One possible approach for lazy normalization in rustc is as follows. One key observation here is that we can do lazy normalization for constants and for associated types independently. I'm going to lay out how things should work with constants, as they are mildly simpler but associated types could follow along a similar path. (The major difference is that we must accommodate subtyping.)

  • In the ty::infer code that does "subtyping", "type equality", and so forth:
    • When we encounter a (Unevaluated, _) or (_, Unevaluated) case, we generate an obligation instead of processing it immediately.
    • Otherwise, we invoke the super_relate_consts code that does structural matching.
    • This obligation is for a ConstEquate(C, C) meaning that we have to prove the two constants equal
  • In the fulfillment code, a ConstEquate(C1, C2) obligation can be handled as follows:
    • If C1 or C2 includes inference variables, then we do nothing (leaving the obligation unfulfilled)
    • Otherwise, we eval each constant:
      • if we get back "too generic", then we will never be able to normalize it further; that's ok
      • if we get back a result, great
    • We then invoke the super_relate_consts method on the (now normalized) sides
  • super_relate_consts is the same as today; it does structural matching on its two arguments

Obstacles

The current handling of regions is something of an obstacle, as the leak_check prevents us from creating obligations.

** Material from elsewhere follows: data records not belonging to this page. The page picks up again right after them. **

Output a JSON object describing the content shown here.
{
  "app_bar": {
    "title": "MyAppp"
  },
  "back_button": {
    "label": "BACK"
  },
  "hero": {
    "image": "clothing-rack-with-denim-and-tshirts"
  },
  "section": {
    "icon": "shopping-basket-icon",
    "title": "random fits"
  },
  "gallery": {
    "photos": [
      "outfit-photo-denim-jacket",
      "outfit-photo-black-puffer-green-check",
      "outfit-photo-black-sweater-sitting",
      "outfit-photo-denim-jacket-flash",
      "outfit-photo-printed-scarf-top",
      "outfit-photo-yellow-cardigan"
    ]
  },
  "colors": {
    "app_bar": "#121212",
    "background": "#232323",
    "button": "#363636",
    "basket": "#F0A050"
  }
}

I am investigating removing it in the lazy-norm-anon-const-push-2 branch, but that re-opens some mildly tricky questions about the role the 'empty region plays. In particular, as noted in this commit, a few notable tests start to
pass because of "empty" interactions that are not obviously desirable:

  • hrtb-exists-forall-trait-contravariant.rs
  • hrtb-exists-forall-trait-covariant.rs
  • issue-46989.rs

In addition, the following changes didn't seem obviously desired:

  • old-lub-glb-object.rs got an additional error
  • issue-57639.rs regresses, for the reasons covered in the issue

Finally there are some anticipated regressions:

  • coherence-subtyping.rs gets an additional error

At heart is the question of whether this ought to be satisfiable:

  • exists<'a> { forall<'b> { 'b: 'a } }

The current region solver assumes ReEmpty is less than all other things, which is the root of our problem here. I am exploring making ReEmpty be indexed by a universe to get rid of this behavior. (Update: it looks like this is working.)